3. Run a 2-4 µl aliquot in 4% (v/v) agarose gel along with a 25 bp DNA ladder
to check the size range of digestion products. If the size range is not appropriate
(i. e., digestion products are too long) incubate for additional 2 h at 37°C
and check again. TIP: 4% agarose gels are a bit difficult to prepare. A good
solution is to heat the aragrose in TBE in a waterbath set to 95°C. It takes
some time to dissolve the agarose that way, but it avoids the generation of
bubbles.
4. Purify the digestion products immediately as follows, or terminate the reaction
by adding 4 µl 0.5 M EDTA.
5. Prepare spin columns for purification: Add 200 µl Q-Sepharose and 500 µl
equilibration buffer to the column. Spin at 1000 g for 1 min and discard the
flow-through.
6. Again, add 500 µl equilibration buffer, spin at 1000 g for 1 min and discard
the flow-through.
7. Load all of the digested dsRNA on the column and incubate for 5 min at room
temperature.
8. Spin at 1000 g for 1 min and discard the flow-through.

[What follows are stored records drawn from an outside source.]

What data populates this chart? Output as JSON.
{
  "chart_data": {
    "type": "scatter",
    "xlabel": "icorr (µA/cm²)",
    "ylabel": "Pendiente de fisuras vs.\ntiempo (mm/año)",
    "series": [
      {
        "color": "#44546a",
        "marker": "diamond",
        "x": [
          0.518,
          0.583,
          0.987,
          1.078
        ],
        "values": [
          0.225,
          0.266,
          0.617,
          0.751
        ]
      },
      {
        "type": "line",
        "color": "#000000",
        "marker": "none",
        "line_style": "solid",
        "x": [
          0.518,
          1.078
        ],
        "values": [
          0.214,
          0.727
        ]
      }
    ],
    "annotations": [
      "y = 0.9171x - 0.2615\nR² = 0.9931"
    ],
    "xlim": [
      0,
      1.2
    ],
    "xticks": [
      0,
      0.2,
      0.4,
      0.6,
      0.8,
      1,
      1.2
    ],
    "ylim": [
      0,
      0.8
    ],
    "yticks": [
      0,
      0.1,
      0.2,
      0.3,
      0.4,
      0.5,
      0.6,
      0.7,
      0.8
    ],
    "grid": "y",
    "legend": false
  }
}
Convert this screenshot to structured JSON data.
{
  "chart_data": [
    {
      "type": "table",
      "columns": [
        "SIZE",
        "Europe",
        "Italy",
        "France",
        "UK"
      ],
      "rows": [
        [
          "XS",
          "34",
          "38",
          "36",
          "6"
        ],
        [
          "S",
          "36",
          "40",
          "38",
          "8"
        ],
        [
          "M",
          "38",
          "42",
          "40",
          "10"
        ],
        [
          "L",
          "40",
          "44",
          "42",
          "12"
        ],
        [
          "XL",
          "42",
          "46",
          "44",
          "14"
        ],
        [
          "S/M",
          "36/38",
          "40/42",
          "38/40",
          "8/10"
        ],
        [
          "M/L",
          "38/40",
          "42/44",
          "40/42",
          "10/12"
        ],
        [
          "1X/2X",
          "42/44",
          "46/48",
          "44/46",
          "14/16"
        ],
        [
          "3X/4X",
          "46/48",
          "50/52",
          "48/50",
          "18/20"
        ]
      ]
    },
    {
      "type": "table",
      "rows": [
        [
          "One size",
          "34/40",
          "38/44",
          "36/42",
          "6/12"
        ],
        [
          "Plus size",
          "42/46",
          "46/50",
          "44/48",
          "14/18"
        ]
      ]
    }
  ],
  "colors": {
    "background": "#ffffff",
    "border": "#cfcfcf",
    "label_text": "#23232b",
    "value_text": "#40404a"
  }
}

9. Add 500 µl wash buffer, spin at 1000 g for 1 min and discard the flow-through.
10. Add 300 µl elution buffer, spin at 1000 g for 1 min and collect the flow-through.
11. Repeat step 10.
12. Add 500 µl isopropanol to the 600 µl eluted esiRNA and vortex. Store on
ice for at least for 30 min.
13. Spin at 16,000 g for 15 min at 4°C. Discard the supernatant, and
wash the pellet twice with cold 70% (v/v) ethanol.
14. Air-dry the esiRNA pellet for 10-15 min at room temperature and dissolve
in 50 µl of 1 x TE buffer.
15. Run a 2-4 µl aliquot on a 4% (v/v) agarose gel, and measure OD260 in order
to quantify the esiRNA concentration (for practical reasons, we typically use
the same factor for quantification of esiRNA as for dsDNA).